Acela Bernal (Culiacán, Sin., 21/05/93)

Camino sin retorno

Comentarios sobre el libro de poemas
Camino sin retorno de Roberto Arizmendi

Acela Bernal

Quisiera decir que conozco a Roberto Arizmendi, el poeta, desde hace mucho tiempo y que es mi amigo de años atrás. La confianza de la amistad facilitaría mis comentarios y me daría buenos pretextos para hacer de esta intervención, una conversación más amena, quizás. No es así, apenas el miércoles a las seis de la tarde me entregaron su libro y por la contraportada me enteré que no es ésta su primera publicación, por lo cual lo felicito y me congratulo porque así podré conocer y disfrutar más con la lectura de su obra poética. Tampoco sé si es sinaloense y claro que me gustaría que lo fuera pues su obra pasaría a enriquecer el panorama de nuestro acervo literario; pero en realidad todo esto es un mero pretexto para abrirme camino y hablar de lo que verdaderamente nos interesa a todos los aquí presentes. He aquí mis comentarios, después de leer su libro con detenimiento:

He hallado en la poesía de Arizmendi una propuesta de vida, una aventura en la que se compromete consigo mismo y con su destino, marchando por el camino del lenguaje y de la libertad. Su libro Camino sin retorno es, como se titula uno de los compartimentos de que se compone éste, una búsqueda continua de sí mismo. Efectivamente, él se busca en forma decidida, pero no se encuentra, porque no halla respuesta para la serie de interrogantes que se plantean en los poemas del compartimento titulado “Las huellas de la historia” y cito:

Ah, cómo pudieron irse tan rápido las horas (p.12)
Por qué llegar hasta la tumba sin haberle peinado su llanto
/ a las mazorcas
(p.16).
Por qué no podemos ponerle nombre a los objetos (p.17).
Por qué se nos resbala el alfabeto (p.17).
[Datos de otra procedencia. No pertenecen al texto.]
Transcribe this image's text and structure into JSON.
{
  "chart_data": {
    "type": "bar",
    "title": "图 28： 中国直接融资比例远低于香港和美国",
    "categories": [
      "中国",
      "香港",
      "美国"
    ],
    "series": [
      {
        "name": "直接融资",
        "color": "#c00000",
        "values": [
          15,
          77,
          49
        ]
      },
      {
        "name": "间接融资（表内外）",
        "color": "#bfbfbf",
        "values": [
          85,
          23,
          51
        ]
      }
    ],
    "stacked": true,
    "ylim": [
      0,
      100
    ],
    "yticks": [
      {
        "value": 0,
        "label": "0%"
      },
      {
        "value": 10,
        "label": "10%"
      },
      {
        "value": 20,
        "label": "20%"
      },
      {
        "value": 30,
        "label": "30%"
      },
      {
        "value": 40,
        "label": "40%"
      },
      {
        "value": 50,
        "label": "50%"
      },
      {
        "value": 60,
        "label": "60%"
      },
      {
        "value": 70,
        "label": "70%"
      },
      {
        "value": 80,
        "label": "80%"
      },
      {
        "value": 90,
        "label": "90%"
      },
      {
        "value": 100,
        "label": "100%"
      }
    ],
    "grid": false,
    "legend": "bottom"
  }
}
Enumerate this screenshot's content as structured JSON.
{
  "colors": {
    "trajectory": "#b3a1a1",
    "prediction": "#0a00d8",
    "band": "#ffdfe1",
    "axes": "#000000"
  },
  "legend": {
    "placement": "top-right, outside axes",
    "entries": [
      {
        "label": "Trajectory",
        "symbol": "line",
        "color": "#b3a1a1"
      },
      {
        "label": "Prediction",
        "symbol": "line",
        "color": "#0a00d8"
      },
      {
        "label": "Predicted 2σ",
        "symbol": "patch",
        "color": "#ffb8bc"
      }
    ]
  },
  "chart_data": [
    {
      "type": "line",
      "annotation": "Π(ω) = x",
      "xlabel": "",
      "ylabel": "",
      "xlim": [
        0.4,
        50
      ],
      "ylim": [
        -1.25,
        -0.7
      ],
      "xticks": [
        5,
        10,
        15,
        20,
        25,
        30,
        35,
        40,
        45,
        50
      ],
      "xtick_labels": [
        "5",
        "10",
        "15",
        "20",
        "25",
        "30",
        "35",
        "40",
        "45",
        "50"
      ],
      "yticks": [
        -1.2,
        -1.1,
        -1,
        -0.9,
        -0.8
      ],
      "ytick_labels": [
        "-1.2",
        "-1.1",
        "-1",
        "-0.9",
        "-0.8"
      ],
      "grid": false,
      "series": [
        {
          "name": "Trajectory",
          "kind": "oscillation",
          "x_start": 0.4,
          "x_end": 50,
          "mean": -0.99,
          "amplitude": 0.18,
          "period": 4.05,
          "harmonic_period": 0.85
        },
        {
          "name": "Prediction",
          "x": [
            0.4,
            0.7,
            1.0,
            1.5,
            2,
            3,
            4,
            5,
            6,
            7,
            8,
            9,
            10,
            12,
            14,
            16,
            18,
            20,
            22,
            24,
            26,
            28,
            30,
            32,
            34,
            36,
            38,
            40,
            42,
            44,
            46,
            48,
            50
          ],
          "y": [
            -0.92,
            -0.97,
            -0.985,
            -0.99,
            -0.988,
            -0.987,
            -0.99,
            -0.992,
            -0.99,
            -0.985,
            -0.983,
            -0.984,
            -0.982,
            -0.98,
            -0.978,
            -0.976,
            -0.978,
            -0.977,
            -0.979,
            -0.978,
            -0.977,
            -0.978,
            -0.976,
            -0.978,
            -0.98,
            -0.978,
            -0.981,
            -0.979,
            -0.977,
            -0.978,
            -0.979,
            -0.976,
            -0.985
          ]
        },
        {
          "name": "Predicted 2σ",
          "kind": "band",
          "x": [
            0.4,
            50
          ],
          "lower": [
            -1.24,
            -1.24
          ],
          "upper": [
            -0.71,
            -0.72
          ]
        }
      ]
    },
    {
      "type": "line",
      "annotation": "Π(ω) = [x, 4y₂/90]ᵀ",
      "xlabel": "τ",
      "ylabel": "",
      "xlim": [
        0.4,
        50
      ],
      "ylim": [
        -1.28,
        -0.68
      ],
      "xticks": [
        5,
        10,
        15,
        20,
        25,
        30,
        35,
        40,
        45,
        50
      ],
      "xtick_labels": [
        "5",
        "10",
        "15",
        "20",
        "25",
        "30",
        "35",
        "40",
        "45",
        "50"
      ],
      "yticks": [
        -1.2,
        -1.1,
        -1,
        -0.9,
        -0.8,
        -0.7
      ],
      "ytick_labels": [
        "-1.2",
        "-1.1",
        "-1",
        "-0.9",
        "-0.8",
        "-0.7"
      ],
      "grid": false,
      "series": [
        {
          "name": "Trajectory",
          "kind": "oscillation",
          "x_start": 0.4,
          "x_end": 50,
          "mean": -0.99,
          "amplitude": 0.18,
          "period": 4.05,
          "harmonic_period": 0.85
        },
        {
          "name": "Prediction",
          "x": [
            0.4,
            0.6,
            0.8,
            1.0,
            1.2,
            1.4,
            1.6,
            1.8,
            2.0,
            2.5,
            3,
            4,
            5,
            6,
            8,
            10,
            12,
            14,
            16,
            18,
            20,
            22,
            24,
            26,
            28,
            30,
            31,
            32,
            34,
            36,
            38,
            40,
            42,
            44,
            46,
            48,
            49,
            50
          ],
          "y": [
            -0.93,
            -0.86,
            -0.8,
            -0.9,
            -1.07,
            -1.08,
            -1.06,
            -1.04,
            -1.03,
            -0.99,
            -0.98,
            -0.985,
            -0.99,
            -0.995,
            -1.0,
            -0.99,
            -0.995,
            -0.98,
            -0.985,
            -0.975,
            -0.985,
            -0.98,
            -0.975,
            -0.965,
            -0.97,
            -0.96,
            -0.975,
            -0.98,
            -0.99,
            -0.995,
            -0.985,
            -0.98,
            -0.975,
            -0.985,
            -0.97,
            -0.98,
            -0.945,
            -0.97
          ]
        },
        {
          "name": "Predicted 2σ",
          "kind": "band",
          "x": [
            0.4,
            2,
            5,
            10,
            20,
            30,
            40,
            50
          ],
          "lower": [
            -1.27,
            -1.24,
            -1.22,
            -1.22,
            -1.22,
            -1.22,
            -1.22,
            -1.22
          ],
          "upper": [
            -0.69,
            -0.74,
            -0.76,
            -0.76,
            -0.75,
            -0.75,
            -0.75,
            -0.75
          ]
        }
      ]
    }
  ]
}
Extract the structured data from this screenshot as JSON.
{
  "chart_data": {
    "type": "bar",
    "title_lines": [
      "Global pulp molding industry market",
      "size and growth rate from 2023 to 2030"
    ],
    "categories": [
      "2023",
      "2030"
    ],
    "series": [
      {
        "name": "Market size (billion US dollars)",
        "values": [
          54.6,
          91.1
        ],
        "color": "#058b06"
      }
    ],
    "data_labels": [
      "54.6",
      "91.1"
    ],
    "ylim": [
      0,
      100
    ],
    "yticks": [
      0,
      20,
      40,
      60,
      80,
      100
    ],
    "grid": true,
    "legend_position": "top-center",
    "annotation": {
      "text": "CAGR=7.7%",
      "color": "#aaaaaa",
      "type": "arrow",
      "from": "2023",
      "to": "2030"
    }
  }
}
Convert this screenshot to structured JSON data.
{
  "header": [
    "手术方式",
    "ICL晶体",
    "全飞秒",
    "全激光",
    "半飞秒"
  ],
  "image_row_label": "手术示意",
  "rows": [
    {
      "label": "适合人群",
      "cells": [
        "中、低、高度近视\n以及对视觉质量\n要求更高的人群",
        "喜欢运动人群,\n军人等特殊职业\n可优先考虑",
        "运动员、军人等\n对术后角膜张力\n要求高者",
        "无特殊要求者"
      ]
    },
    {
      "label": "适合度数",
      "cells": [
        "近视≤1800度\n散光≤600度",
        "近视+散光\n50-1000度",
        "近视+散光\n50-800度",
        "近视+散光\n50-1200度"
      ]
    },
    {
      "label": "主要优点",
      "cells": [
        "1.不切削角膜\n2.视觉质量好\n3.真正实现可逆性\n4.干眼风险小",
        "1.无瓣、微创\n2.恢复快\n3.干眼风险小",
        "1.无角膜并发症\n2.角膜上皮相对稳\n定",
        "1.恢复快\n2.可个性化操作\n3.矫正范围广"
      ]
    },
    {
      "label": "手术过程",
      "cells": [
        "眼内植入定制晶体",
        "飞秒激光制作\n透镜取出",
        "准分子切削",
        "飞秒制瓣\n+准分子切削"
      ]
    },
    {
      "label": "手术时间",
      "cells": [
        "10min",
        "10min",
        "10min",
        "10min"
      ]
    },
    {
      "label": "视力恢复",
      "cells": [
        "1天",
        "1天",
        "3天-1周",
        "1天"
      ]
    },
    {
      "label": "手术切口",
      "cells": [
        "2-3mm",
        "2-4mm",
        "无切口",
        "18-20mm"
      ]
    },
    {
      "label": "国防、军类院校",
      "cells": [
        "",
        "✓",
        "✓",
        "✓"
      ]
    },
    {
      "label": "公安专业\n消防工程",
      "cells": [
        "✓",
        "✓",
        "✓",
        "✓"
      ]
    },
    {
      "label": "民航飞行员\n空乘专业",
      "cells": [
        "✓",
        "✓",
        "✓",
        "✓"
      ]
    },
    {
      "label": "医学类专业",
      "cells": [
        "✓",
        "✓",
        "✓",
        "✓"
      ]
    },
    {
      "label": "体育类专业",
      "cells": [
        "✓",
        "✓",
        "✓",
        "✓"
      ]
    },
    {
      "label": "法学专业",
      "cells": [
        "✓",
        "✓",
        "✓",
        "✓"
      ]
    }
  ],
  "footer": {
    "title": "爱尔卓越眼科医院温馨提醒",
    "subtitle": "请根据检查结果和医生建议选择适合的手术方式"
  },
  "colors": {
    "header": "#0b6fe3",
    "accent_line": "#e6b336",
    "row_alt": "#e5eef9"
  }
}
Todas estas preguntas se quedan sin respuesta porque ni el poeta ni el hombre las conoce. Sin embargo, Arizmendi posee un agudo sentido para descubrir en la esperanza la realización y el conocimiento de sus sueños y sus deseos, sus pasiones y su universo anímico profundo, su ansia de trascender. Y así cuando nos dice:

Porque es destino del hombre,
eternamente buscar,
aunque no encuentre”
(p. 69),

se afirma su afán de ser auténtico ante una sociedad mecanizada e hipócrita, llena de valores artificiales y normas absurdas que nos agreden y nos frustran. Arizmendi busca en el fondo de su espíritu y hace palabra lo que ahí encuentra para así convertir su poesía en un mecanismo de liberación y en un método de conocimiento.

La poesía tiene el poder de sumergir al hombre en un mundo maravilloso, la fuente de esa maravilla es la vida misma y el motor que da impulso y energía a la vida es el amor. El tema del amor es pues fundamental en toda poesía y no podría ser menos en la de Arizmendi. En el compartimento titulado “Amor a todas horas” se manifiesta este sentimiento como una fusión entre el amor sublime y el erótico. El poeta quiere, como buen amante, vivir el dolor y el llanto de su pareja cuando dice:

Préstame todo lo que tengas
a la mano
para vivir un rato
con tu vida
(p. 30);

sabe que el amor destruye pero también cuando es firme, reivindica y por eso sugiere:

Cuando te canses ya
de deshacerme en partes,
constrúyeme de nuevo
(p. 31);

comprende que el amor se sublimiza con la renuncia y por eso propone:

Y cuando
quiero ser
para que seas
dejo de ser
y soy
(p. 35).

Arizmendi, dueño de una palabra sencilla que se lee con facilidad pero que no por eso nos conmueve menos, trasciende con sus poemas el campo de lo visual para adentrarse en terrenos más profundos que nos llevan de la reflexión al dolor, de lo conmovedor al escepticismo. Cumple pues cabalmente con la función del poeta, al entregarnos ese fluido luminoso que nos alumbra el espíritu y al tiempo que nos brinda el itinerario de sus emociones nos da a sus lectores la belleza de sus palabras y los inspirados mecanismos de su creación.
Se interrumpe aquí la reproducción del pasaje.